[September 27, 2013]
Governor Andrew Cuomo Announces Nearly $700K Research Collaboration Fund Awards to 10 SUNY Campuses:
SUNY Downstate among Those Receiving Awards
Governor Andrew M. Cuomo has announced that seven research projects involving 10 SUNY campuses will each receive up to $100,000 from the SUNY Research Collaboration Fund, which supports research collaborations among campuses as part of the SUNY system’s strategic plan, The Power of SUNY. Among the funded initiatives are projects that seek to improve cancer detection and treatment, further medical imaging and diagnostics, and analyze the effects of climate change.
SUNY Downstate Medical Center is one of the seven campuses receiving an award, for a joint project with SUNY’s University at Buffalo designed to improve the ability to increase prognostic accuracy for recurring prostate cancer.
Brian K. McNeil, MD, assistant professor of urology at SUNY Downstate Medical Center, and Yijun Sun, PhD, assistant professor in bioinformatics at the University at Buffalo, will examine the use of advanced computational algorithms in constructing reliable prediction models.
After surgical treatment, prostate cancer recurs in an estimated 15 to 30 percent of patients. The Downstate/Buffalo team note that many existing prognostic models used to predict whether there is a high chance of prostate cancer recurring after treatment were derived using a limited number of samples with known metastatic status. For a disease as complex as cancer that may consist of multiple sub-phenotypes, thousands of training samples are potentially needed in order to construct a reliable prediction model. Therefore, the project will look at a large number of tumor tissues that have been archived. The team will introduce an innovative data analysis strategy to assess these tissues and perform a large-scale computational study – the first large-scale study of its kind.
Dr. McNeil and Dr. Sun believe that if they can confirm in this pilot study that tissue specimens without clinical follow-up information do indeed contain valuable information, this work could lead to a paradigm shift in the derivation and validation of gene signatures for accurate prostate cancer prognosis, and pave the way for future multi-institutional cohort studies. The result could be more effective prognosis and treatment of prostate cancer cases that are likely to recur.
The purpose of the SUNY Research Collaboration Fund is to support collaboration among researchers and students across SUNY’s campuses in order to enhance the collective impact of their work and ability to advance science, innovation, and economic prosperity in New York State.
“Not only does the SUNY system provide quality, affordable higher education opportunities to New Yorkers – but it is also an engine of research and development to increase innovation and grow our economy in New York State,” Governor Cuomo said. “The projects receiving awards today showcase a wide range of areas being explored in campuses across the SUNY system, and they all have potential to leave a positive and lasting impact on our health, environment and society. I applaud these award recipients and look forward to seeing their projects progress.”
“The scope of SUNY’s scientific research is reflected in these awards and we will continue to incentivize cross-campus collaboration to promote the strength of working together as a system,” said SUNY Chancellor Nancy L. Zimpher. “Congratulations to the campuses, faculty, and students involved in these exciting projects.”
“The scope, scale, and diversity of SUNY’s research portfolio are on full display with the announcement of these awards,” said Dr. Tim Killeen, president of the RF and SUNY’s vice chancellor for research. “Collaborative research invites industry interest and entrepreneurial opportunity that lead to innovation, new business, jobs, and public benefit. We congratulate each of the fund recipients for their visionary work.”
This second annual round of Research Collaboration Fund awards attracted 77 proposals. Funded projects were selected through a rigorous peer-review process. Factors considered in the evaluation included: originality and significance of the research; student involvement; industry and other outreach efforts; and the ability to attract future federal, state, philanthropic, or private funding.

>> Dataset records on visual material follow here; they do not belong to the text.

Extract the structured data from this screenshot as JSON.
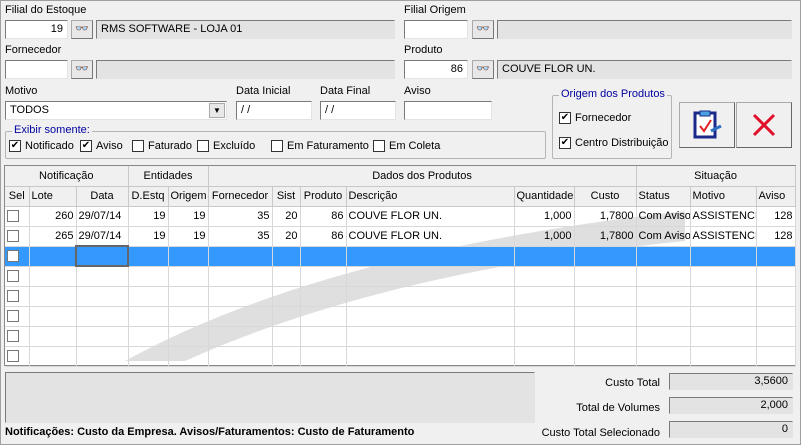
{
  "filters": {
    "filial_estoque": {
      "label": "Filial do Estoque",
      "code": "19",
      "name": "RMS SOFTWARE - LOJA 01"
    },
    "filial_origem": {
      "label": "Filial Origem",
      "code": "",
      "name": ""
    },
    "fornecedor": {
      "label": "Fornecedor",
      "code": "",
      "name": ""
    },
    "produto": {
      "label": "Produto",
      "code": "86",
      "name": "COUVE FLOR UN."
    },
    "motivo": {
      "label": "Motivo",
      "value": "TODOS"
    },
    "data_inicial": {
      "label": "Data Inicial",
      "value": " / /"
    },
    "data_final": {
      "label": "Data Final",
      "value": " / /"
    },
    "aviso": {
      "label": "Aviso",
      "value": ""
    }
  },
  "exibir": {
    "caption": "Exibir somente:",
    "items": [
      {
        "label": "Notificado",
        "checked": true
      },
      {
        "label": "Aviso",
        "checked": true
      },
      {
        "label": "Faturado",
        "checked": false
      },
      {
        "label": "Excluído",
        "checked": false
      },
      {
        "label": "Em Faturamento",
        "checked": false
      },
      {
        "label": "Em Coleta",
        "checked": false
      }
    ]
  },
  "origem": {
    "caption": "Origem dos  Produtos",
    "items": [
      {
        "label": "Fornecedor",
        "checked": true
      },
      {
        "label": "Centro Distribuição",
        "checked": true
      }
    ]
  },
  "buttons": {
    "confirm_icon": "clipboard-check-icon",
    "cancel_icon": "red-x-icon",
    "search_icon": "binoculars-icon"
  },
  "grid": {
    "groups": [
      "Notificação",
      "Entidades",
      "Dados dos Produtos",
      "Situação"
    ],
    "columns": [
      "Sel",
      "Lote",
      "Data",
      "D.Estq",
      "Origem",
      "Fornecedor",
      "Sist",
      "Produto",
      "Descrição",
      "Quantidade",
      "Custo",
      "Status",
      "Motivo",
      "Aviso"
    ],
    "rows": [
      [
        "",
        "260",
        "29/07/14",
        "19",
        "19",
        "35",
        "20",
        "86",
        "COUVE FLOR UN.",
        "1,000",
        "1,7800",
        "Com Aviso",
        "ASSISTENCIA",
        "128"
      ],
      [
        "",
        "265",
        "29/07/14",
        "19",
        "19",
        "35",
        "20",
        "86",
        "COUVE FLOR UN.",
        "1,000",
        "1,7800",
        "Com Aviso",
        "ASSISTENCIA",
        "128"
      ]
    ],
    "selection_color": "#3399ff"
  },
  "totals": {
    "custo_total": {
      "label": "Custo Total",
      "value": "3,5600"
    },
    "total_volumes": {
      "label": "Total de Volumes",
      "value": "2,000"
    },
    "custo_selecionado": {
      "label": "Custo Total Selecionado",
      "value": "0"
    }
  },
  "footer_note": "Notificações: Custo da Empresa. Avisos/Faturamentos: Custo de Faturamento"
}
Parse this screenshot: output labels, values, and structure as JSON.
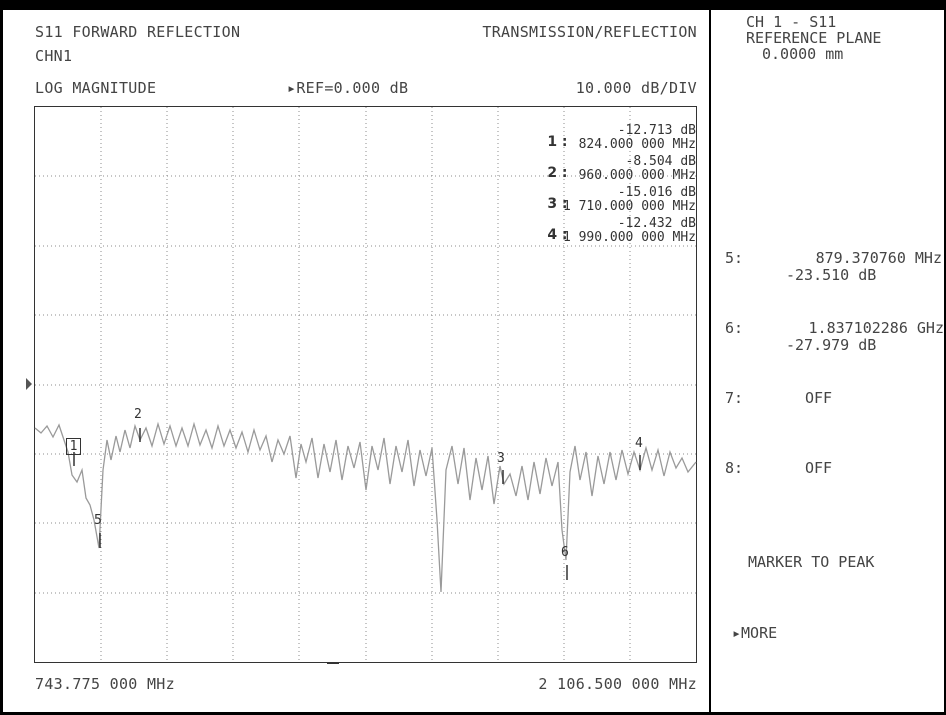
{
  "header": {
    "title_left": "S11 FORWARD REFLECTION",
    "channel": "CHN1",
    "title_right": "TRANSMISSION/REFLECTION",
    "format": "LOG MAGNITUDE",
    "ref": "▸REF=0.000 dB",
    "scale": "10.000 dB/DIV"
  },
  "footer": {
    "start_freq": "743.775 000 MHz",
    "stop_freq": "2 106.500 000 MHz"
  },
  "marker_table": [
    {
      "num": "1 :",
      "value": "-12.713 dB",
      "freq": "824.000 000 MHz"
    },
    {
      "num": "2 :",
      "value": "-8.504 dB",
      "freq": "960.000 000 MHz"
    },
    {
      "num": "3 :",
      "value": "-15.016 dB",
      "freq": "1 710.000 000 MHz"
    },
    {
      "num": "4 :",
      "value": "-12.432 dB",
      "freq": "1 990.000 000 MHz"
    }
  ],
  "trace_markers": {
    "m1": "1",
    "m2": "2",
    "m3": "3",
    "m4": "4",
    "m5": "5",
    "m6": "6"
  },
  "sidebar": {
    "header_line1": "CH 1 - S11",
    "header_line2": "REFERENCE PLANE",
    "header_line3": "0.0000 mm",
    "m5_label": "5:",
    "m5_freq": "879.370760 MHz",
    "m5_value": "-23.510 dB",
    "m6_label": "6:",
    "m6_freq": "1.837102286 GHz",
    "m6_value": "-27.979 dB",
    "m7_label": "7:",
    "m7_value": "OFF",
    "m8_label": "8:",
    "m8_value": "OFF",
    "marker_to_peak": "MARKER TO PEAK",
    "more": "▸MORE"
  },
  "colors": {
    "trace": "#9a9a9a",
    "grid": "#8c8c8c",
    "text": "#444444"
  }
}
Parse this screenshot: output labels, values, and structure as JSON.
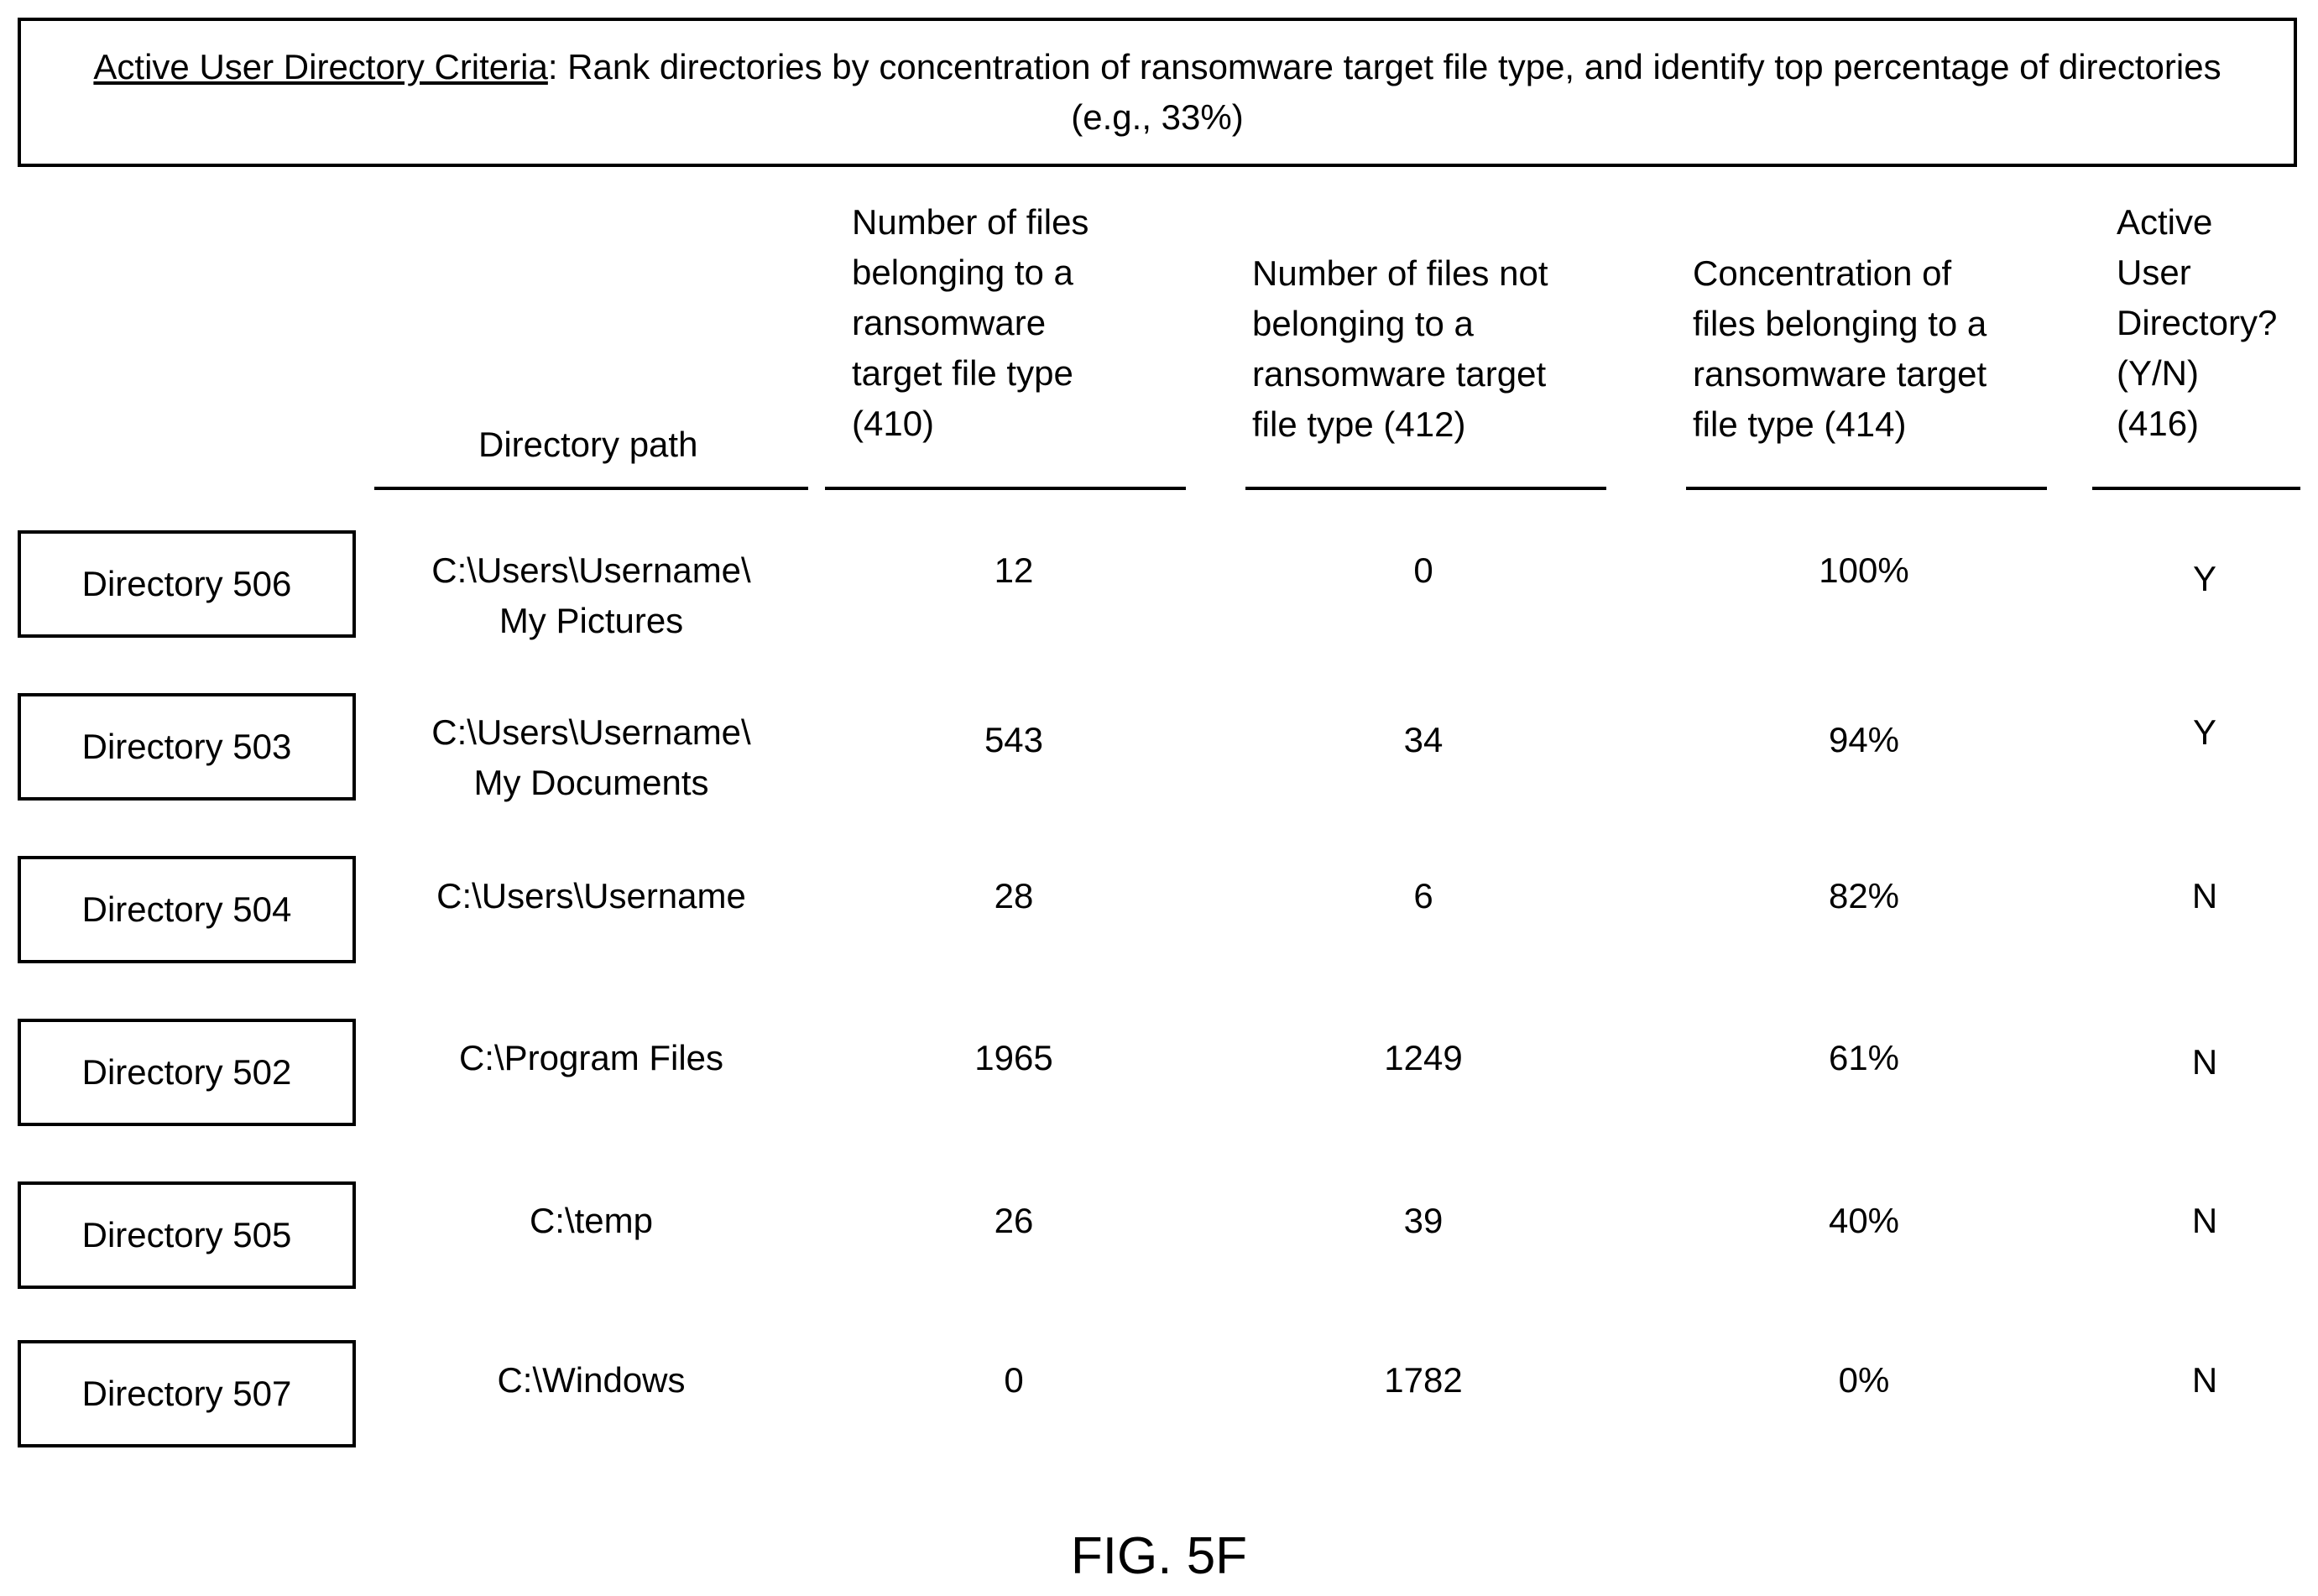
{
  "criteria": {
    "label": "Active User Directory Criteria",
    "text": ": Rank directories by concentration of ransomware target file type, and identify top percentage of directories (e.g., 33%)"
  },
  "columns": {
    "path": "Directory path",
    "target_count": "Number of files\nbelonging to a\nransomware\ntarget file type\n(410)",
    "non_target_count": "Number of files not\nbelonging to a\nransomware target\nfile type (412)",
    "concentration": "Concentration of\nfiles belonging to a\nransomware target\nfile type (414)",
    "active": "Active\nUser\nDirectory?\n(Y/N)\n(416)"
  },
  "rows": [
    {
      "directory": "Directory 506",
      "path": "C:\\Users\\Username\\\nMy Pictures",
      "target": "12",
      "non_target": "0",
      "concentration": "100%",
      "active": "Y"
    },
    {
      "directory": "Directory 503",
      "path": "C:\\Users\\Username\\\nMy Documents",
      "target": "543",
      "non_target": "34",
      "concentration": "94%",
      "active": "Y"
    },
    {
      "directory": "Directory 504",
      "path": "C:\\Users\\Username",
      "target": "28",
      "non_target": "6",
      "concentration": "82%",
      "active": "N"
    },
    {
      "directory": "Directory 502",
      "path": "C:\\Program Files",
      "target": "1965",
      "non_target": "1249",
      "concentration": "61%",
      "active": "N"
    },
    {
      "directory": "Directory 505",
      "path": "C:\\temp",
      "target": "26",
      "non_target": "39",
      "concentration": "40%",
      "active": "N"
    },
    {
      "directory": "Directory 507",
      "path": "C:\\Windows",
      "target": "0",
      "non_target": "1782",
      "concentration": "0%",
      "active": "N"
    }
  ],
  "figure_caption": "FIG. 5F"
}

For information about awards to the other SUNY campuses, please go to:
SUNY Downstate Medical Center, founded in 1860, was the first medical school in the United States to bring teaching out of the lecture hall and to the patient’s bedside. A center of innovation and excellence in research and clinical service delivery, SUNY Downstate Medical Center comprises a College of Medicine, Colleges of Nursing and Health Related Professions, a School of Graduate Studies, a School of Public Health, University Hospital of Brooklyn, and an Advanced Biotechnology Park and Biotechnology Incubator.
SUNY Downstate ranks ninth nationally in the number of alumni who are on the faculty of American medical schools. More physicians practicing in New York City have graduated from SUNY Downstate than from any other medical school.